Laser photocoagulation is the primary method of prophylactic treatment. Recommended laser settings include the following: green, yellow, or red wavelengths via biomicroscope/contact lens or indirect ophthalmoscope delivery systems, duration of 0.1-0.2 seconds, and spot size of 100-200 micrometers. Apply laser in 3 confluent 360° rings around the lesion. Care should be taken to avoid bare retinal pigment epithelium.

Cryotherapy may be a necessary alternative in cases in which significant hemorrhage prevents laser administration.

Retinal detachment treatments

Frank rhegmatogenous retinal detachment may be treated with a scleral buckling procedure and/or pars plana vitrectomy with gas administration.[17] All areas of lattice and retinal breaks should be meticulously sought after and barricaded with laser or cryotherapy.

Treatment of rhegmatogenous retinal detachment as described under Medical Care.

Retinal detachment may still occur after treatment.

A retinal surgeon may need to be consulted.

Patients with lattice degeneration should undergo annual dilated eye examinations with close attention the peripheral retina.

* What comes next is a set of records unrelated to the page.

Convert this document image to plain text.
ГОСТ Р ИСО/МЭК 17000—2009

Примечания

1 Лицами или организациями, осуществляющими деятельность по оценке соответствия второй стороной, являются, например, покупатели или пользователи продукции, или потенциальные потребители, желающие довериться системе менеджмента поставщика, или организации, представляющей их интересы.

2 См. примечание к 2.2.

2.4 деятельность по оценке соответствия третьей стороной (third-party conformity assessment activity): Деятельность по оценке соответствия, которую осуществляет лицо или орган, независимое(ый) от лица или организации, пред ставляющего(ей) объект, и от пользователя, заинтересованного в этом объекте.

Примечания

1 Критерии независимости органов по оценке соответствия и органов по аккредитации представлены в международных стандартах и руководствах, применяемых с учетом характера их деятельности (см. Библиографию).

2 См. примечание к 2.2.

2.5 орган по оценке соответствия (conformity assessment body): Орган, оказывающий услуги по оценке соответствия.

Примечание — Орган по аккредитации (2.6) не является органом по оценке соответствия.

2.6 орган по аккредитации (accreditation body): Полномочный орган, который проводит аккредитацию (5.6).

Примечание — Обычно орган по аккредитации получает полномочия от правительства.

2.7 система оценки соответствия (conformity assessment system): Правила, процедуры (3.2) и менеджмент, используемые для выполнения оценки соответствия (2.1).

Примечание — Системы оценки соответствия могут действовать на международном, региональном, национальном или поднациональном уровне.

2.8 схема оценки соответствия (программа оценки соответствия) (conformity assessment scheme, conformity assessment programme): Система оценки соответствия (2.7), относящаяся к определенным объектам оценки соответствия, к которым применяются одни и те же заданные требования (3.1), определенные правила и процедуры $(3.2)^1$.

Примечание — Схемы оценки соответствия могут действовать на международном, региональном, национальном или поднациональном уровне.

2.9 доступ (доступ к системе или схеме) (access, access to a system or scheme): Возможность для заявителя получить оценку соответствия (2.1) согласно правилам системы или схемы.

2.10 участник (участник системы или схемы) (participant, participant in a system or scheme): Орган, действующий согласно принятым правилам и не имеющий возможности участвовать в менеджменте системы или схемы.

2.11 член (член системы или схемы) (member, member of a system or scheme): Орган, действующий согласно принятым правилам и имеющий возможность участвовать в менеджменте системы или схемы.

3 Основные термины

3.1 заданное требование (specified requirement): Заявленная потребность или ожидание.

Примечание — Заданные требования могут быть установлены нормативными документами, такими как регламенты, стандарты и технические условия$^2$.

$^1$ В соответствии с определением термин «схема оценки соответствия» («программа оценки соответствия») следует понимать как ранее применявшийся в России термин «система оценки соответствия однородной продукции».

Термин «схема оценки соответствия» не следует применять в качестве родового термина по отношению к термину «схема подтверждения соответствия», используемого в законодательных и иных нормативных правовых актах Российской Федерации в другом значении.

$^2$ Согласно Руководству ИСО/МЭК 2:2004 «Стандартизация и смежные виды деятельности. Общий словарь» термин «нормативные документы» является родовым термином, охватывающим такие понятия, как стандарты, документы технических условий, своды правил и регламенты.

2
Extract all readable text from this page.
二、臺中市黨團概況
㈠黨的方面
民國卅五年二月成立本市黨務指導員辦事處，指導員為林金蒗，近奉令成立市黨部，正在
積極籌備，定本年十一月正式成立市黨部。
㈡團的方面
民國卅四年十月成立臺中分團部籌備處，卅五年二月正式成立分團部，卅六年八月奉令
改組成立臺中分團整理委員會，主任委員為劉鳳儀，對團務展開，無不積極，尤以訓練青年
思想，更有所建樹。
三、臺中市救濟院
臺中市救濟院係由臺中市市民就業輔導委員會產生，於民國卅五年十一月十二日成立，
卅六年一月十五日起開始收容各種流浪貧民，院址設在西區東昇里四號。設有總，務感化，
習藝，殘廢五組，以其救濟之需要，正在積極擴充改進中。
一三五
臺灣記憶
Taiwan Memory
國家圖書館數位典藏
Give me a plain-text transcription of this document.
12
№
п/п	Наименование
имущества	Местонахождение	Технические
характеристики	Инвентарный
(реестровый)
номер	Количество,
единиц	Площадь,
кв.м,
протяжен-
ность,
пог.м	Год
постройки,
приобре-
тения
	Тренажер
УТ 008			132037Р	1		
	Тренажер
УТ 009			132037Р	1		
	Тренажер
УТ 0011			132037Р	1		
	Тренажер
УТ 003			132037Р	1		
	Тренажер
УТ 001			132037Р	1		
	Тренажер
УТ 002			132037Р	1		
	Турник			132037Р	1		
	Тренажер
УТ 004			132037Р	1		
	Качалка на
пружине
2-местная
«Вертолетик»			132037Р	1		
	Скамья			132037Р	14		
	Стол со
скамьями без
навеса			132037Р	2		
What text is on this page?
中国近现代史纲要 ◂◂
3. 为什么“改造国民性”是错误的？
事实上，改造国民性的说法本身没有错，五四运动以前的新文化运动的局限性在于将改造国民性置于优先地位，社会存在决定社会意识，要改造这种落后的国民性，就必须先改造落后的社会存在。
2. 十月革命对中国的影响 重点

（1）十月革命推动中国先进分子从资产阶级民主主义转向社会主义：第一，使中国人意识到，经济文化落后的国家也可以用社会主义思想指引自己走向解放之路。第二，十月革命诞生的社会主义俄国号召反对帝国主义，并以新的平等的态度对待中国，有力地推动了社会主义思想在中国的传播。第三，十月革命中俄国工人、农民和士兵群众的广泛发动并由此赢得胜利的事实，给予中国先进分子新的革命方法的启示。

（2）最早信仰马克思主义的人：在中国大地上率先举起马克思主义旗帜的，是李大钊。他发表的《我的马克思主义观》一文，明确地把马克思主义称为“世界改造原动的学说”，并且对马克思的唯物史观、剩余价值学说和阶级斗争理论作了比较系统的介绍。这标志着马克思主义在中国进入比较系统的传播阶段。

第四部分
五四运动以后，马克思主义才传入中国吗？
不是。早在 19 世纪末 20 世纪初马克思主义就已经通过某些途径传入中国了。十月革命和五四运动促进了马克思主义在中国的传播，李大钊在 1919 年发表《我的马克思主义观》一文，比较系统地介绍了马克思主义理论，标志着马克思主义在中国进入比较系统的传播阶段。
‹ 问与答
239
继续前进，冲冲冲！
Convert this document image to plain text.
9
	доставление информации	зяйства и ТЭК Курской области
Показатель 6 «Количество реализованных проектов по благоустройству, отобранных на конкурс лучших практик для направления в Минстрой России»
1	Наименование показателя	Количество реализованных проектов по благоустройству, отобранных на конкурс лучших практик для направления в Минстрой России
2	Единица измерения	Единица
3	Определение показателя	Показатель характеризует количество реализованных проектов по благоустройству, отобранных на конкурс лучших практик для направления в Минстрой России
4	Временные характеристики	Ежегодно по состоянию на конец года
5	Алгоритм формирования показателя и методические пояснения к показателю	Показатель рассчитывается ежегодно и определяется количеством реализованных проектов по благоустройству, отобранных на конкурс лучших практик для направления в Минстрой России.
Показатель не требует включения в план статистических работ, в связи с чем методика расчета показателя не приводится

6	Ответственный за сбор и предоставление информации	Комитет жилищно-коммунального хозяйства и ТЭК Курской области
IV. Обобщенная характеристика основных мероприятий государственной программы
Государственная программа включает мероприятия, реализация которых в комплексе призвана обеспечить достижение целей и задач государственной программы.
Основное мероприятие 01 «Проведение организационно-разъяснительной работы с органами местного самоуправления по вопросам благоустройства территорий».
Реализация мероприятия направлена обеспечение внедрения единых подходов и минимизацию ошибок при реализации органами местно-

Educating patients about the symptoms (eg, new-onset floaters, flashes, visual field defects) of a retinal tear or detachment is critical. The necessity of being examined on an emergent basis if symptoms of flashes or floaters occur should be stressed.

Complications are rare with laser retinal treatment, but epiretinal membrane, macular pucker, and/or retinal detachment may occur.[18]

The prognosis is favorable.

Educating patients about the symptoms (eg, new-onset floaters, flashes, visual field defects) of a retinal tear or detachment is critical.